Le champ des objectifs de développement durable auquel l’accord de durabilité doit contribuer est large :
- objectifs environnementaux, y compris l’atténuation du changement climatique et l’adaptation à celui-ci, l’utilisation durable et la protection des paysages, de l’eau et du sol, la transition vers une économie circulaire, y compris la réduction du gaspillage alimentaire, la prévention et la réduction de la pollution, et la protection et la restauration de la biodiversité et des écosystèmes ;
- production de produits agricoles selon des méthodes permettant de réduire l’utilisation de pesticides et de gérer les risques résultant d’une telle utilisation, ou de réduire le risque de résistance aux antimicrobiens dans la production agricole ;
et ;
- santé et bien-être des animaux.
L’avis de la Commission européenne est important à plusieurs titres : Si cet avis n’a pas de valeur juridique contraignante, il s’agit cependant de la première application de l’article 210 bis du règlement OCM. Il permet aux acteurs du secteur agricole de disposer d’une illustration concrète de l’appréciation par la Commission des critères posés par cet article. Il envoie un message fort aux producteurs agricoles souhaitant mettre en œuvre des accords en faveur du développement durable. Teresa Ribera, vice-présidente exécutive chargée d’une transition propre, juste et compétitive a d’ailleurs précisé suite à cet avis que : « Nous espérons que d’autres suivront avec leurs propres initiatives en faveur de la durabilité ». Il constitue une illustration supplémentaire de la prise en compte des enjeux environnementaux et sociétaux par le droit de la concurrence et ses acteurs.
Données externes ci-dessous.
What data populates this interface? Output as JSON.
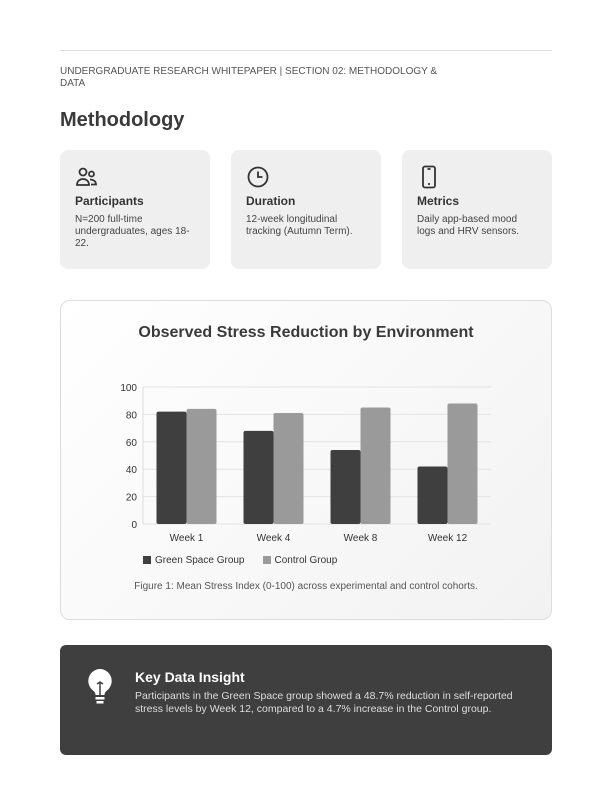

Cet avis fait notamment écho à l’adoption par l’Autorité de la concurrence française (ADLC) le 29 janvier 2025 d’orientations informelles en matière de développement durable, rendues dans le cadre d’un communiqué adopté le 27 mai 2024. Elle a examiné pour la première fois en février 2025 des faits entrant potentiellement dans le champ d’application de l’article 210 bis du règlement OCM.[4] L’ADLC pratique la politique de la « porte ouverte », afin de permettre aux acteurs souhaitant développer des projets vertueux nécessitant cependant une analyse parfois complexe au regard des règles de concurrence, de bénéficier d’orientations pour leur permettre une meilleure auto-évaluation de la compatibilité du projet envisagé au regard des règles de concurrence. |
[1] Lignes directrices de la Commission sur l’exclusion de l’article 101 du traité sur le fonctionnement de l’Union européenne pour les accords de durabilité des producteurs agricoles en vertu de l’article 210 bis du règlement (UE) n°1308/2013.
[2] Lignes directrices C/2023/1446, page 48.
[3] Lignes directrices C/2023/1446, point 117 : « Les parties à un accord de durabilité doivent choisir la restriction qui a l’effet le moins négatif sur la concurrence tout en permettant d’appliquer la norme de durabilité ».
[4] Développement durable : L’Autorité de la concurrence publie des orientations informelles relatives à la création d’un système de prise en charge collective des surcoûts et risques associés à la transition agroécologique | Autorité de la concurrence.